Hello everyone! Who knows where to upload the film Avatar?
I even bought the film Avatar for a SMS to , the link was, but download fails, the system will boot quite strange cocoa something.
Men, advise where to normal as quickly download film avatar?

Anonymous said...

I sell a boat-program which will help you to outwit auction and to win, initially the boat was created for the Scandinavian auction but now the program can work with similar auctions: gagen ru, vezetmne ru and with ten.
The program-boat stakes for you, i.e. for this purpose it is not necessary to sit constantly at the monitor. The boat can set time when it is necessary to stake, thus you as much as possible will lower expenses for rates, and as much as possible increase the chances of a victory.

The price of the program a boat for the Scandinavian auctions 20$

For the first 10 clients the price 15$

To all clients free updating and support.

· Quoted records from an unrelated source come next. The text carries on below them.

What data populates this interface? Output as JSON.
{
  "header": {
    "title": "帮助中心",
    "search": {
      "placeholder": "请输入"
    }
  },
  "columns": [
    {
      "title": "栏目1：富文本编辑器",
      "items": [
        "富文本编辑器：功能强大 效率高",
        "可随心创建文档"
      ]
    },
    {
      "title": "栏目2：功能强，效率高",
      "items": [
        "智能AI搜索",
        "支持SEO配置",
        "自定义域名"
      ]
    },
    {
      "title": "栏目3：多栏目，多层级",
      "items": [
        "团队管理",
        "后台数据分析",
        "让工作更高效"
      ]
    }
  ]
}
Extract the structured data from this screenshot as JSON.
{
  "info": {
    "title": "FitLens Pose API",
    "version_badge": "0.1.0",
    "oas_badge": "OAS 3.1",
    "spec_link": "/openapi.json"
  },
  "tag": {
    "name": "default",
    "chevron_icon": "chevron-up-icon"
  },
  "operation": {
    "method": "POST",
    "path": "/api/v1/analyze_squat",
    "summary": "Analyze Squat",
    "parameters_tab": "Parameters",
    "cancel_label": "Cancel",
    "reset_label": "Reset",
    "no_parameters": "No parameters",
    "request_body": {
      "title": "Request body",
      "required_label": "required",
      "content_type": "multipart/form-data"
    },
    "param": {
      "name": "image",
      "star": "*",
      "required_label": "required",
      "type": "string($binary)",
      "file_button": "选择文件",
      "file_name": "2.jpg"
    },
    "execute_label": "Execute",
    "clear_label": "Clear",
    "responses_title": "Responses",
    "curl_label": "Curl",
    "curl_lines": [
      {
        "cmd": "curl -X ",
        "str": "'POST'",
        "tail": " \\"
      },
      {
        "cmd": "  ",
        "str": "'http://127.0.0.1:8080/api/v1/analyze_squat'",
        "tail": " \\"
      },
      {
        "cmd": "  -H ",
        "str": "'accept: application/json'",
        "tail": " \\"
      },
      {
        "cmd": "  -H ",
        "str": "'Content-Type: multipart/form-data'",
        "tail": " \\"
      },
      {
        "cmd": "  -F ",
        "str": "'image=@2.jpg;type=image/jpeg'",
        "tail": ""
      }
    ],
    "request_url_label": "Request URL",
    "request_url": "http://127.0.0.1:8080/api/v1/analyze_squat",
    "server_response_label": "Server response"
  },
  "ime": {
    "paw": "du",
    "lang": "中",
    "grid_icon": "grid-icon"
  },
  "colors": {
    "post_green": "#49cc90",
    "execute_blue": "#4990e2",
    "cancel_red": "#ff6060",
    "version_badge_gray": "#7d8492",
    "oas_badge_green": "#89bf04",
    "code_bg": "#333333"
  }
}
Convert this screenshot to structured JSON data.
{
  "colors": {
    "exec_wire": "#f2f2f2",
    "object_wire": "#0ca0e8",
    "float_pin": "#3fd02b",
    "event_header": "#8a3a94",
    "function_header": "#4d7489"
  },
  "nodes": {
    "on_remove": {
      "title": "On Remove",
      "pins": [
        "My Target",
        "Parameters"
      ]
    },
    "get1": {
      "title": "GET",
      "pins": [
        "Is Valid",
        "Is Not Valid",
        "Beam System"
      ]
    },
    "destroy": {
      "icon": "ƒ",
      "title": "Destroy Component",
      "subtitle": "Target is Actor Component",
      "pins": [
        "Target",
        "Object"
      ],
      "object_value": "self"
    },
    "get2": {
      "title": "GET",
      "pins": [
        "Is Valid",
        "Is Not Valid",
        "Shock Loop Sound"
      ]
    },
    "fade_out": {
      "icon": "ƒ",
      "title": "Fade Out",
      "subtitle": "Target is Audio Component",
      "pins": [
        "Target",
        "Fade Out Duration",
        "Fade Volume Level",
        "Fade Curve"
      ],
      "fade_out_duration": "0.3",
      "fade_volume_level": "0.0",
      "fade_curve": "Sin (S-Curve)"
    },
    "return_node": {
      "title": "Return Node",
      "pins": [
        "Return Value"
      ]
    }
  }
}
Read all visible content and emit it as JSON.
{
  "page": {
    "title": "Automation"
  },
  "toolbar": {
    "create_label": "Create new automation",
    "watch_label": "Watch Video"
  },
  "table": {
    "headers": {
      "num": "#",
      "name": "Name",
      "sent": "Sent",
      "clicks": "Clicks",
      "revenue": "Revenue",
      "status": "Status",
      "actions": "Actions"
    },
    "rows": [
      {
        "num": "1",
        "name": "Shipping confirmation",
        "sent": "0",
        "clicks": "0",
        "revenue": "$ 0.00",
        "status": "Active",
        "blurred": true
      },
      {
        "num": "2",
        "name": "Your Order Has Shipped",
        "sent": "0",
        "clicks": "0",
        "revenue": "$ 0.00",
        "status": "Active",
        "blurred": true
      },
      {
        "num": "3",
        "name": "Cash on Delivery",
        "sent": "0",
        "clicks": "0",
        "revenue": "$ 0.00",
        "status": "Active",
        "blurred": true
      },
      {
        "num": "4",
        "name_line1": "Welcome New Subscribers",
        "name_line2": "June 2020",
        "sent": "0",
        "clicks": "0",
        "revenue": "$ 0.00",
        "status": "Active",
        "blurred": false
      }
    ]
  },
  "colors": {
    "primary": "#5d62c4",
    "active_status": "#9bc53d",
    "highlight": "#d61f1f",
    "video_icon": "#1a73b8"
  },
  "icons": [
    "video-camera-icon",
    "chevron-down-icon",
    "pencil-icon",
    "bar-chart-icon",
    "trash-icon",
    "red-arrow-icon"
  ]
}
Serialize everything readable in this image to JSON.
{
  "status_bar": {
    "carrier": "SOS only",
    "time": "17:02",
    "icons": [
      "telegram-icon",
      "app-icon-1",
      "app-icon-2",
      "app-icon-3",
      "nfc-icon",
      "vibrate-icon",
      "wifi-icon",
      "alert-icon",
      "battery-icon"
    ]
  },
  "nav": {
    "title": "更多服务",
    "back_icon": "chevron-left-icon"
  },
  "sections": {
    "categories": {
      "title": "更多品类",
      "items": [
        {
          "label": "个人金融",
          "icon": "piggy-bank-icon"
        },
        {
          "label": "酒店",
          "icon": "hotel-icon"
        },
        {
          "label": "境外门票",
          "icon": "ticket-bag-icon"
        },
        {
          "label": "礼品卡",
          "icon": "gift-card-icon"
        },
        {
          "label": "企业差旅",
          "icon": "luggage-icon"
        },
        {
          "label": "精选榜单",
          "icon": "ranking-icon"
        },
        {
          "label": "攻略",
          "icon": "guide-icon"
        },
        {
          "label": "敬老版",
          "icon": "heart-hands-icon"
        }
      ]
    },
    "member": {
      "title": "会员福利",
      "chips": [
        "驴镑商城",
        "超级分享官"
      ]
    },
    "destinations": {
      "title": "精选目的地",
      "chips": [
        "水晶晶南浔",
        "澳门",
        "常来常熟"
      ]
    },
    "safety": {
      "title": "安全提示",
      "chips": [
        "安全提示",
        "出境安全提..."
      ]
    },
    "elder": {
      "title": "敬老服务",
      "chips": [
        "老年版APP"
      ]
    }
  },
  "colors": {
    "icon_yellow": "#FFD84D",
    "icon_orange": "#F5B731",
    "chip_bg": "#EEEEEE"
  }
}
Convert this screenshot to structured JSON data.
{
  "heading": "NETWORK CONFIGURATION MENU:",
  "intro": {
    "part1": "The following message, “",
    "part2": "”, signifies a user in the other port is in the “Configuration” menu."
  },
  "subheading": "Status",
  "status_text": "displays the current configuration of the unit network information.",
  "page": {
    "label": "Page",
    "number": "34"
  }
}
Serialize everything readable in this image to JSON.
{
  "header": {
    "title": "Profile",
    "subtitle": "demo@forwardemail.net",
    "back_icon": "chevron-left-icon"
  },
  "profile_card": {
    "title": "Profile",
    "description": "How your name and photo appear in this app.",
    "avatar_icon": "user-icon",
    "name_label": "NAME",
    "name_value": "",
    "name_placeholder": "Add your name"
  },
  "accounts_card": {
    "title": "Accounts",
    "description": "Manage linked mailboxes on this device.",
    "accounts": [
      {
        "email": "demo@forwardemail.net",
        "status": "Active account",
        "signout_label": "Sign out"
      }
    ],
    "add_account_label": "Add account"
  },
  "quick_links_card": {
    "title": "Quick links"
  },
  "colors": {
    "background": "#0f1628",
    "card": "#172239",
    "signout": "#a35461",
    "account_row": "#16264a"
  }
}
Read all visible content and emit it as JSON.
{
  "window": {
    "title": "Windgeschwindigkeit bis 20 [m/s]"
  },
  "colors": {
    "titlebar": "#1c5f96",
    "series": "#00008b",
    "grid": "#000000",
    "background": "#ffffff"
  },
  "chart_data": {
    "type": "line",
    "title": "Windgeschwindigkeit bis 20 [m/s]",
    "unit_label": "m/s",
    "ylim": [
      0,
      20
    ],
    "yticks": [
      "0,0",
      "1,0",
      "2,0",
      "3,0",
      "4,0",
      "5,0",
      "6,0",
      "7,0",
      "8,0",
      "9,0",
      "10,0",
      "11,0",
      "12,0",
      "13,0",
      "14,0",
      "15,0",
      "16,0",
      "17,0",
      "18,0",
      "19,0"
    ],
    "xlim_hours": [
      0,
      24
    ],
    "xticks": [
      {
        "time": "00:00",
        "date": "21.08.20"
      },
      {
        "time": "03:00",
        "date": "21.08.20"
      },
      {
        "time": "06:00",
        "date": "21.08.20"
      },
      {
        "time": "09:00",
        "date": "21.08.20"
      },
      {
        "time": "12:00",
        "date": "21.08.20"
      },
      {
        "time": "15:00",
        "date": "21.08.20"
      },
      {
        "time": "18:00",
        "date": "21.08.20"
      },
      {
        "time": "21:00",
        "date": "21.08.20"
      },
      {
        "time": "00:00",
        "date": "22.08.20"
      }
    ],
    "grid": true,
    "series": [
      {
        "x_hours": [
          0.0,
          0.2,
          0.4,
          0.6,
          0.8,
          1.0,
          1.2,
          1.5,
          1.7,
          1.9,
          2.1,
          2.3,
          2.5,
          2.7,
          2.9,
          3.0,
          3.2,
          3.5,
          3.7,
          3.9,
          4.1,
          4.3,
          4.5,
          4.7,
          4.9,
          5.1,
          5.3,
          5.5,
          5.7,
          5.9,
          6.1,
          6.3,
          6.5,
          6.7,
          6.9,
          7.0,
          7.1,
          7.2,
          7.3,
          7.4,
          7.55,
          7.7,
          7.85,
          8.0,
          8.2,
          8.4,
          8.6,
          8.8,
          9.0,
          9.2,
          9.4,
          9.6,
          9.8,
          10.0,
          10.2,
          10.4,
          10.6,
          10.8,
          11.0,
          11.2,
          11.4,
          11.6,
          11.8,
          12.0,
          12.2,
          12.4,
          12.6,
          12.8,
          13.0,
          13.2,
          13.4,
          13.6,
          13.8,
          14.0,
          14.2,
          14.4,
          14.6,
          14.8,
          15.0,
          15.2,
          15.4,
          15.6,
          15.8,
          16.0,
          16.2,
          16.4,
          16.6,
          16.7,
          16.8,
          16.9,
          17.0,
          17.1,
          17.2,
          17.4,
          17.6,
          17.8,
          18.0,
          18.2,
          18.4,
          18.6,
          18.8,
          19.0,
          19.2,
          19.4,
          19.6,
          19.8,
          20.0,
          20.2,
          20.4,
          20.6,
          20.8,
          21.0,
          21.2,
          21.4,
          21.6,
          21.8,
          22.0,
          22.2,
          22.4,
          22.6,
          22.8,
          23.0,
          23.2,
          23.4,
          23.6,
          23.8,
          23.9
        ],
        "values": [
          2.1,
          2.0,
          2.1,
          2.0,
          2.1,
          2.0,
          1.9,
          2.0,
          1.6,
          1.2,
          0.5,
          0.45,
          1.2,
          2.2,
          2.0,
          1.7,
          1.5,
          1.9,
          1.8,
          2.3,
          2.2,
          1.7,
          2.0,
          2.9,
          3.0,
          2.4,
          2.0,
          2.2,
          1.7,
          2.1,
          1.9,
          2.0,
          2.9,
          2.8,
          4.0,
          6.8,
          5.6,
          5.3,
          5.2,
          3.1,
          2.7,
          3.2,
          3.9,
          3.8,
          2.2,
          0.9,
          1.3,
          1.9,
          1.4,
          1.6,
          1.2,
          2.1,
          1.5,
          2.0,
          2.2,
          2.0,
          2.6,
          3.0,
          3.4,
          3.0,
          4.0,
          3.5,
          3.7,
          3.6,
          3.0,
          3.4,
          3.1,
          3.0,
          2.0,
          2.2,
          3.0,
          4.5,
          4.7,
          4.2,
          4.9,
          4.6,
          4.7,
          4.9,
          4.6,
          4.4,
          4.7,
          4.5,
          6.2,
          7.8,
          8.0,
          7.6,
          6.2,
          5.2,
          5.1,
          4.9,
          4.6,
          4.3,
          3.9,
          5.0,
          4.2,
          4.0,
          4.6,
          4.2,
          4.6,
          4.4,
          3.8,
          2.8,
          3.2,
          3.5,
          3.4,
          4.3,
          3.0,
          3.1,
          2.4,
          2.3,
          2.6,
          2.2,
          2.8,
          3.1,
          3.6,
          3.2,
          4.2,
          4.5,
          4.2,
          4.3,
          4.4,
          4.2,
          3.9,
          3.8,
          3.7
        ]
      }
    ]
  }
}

Behind purchases I ask in icq: 588889590 Max.

Anonymous said...

[b]Set software LoveBots v 5.2[/b]

All for a mass mailing dating

The script is written in php5


[i]registration, account activation
manual input captures, or the solution through antikapchu
filling data accounts:
- Gulf desired photo
- Инфы about yourself
- Diary
- Sexual preference[/i]

gulyalka on questionnaires spammer on lichku
- Randomization Posts: replacement of Russian letters in Latin analogues

optimized to work in a continuous loop
check-activation-filling-spam check ..

Updates and support free of charge.

Price per set 100 wmz

For the first 10 buyers price 70 wmz (your feedback on the software).

For shopping I ask in icq: 588889590 Max.

Scrin program:




Flooding in the subject no! Write to feedback after the purchase.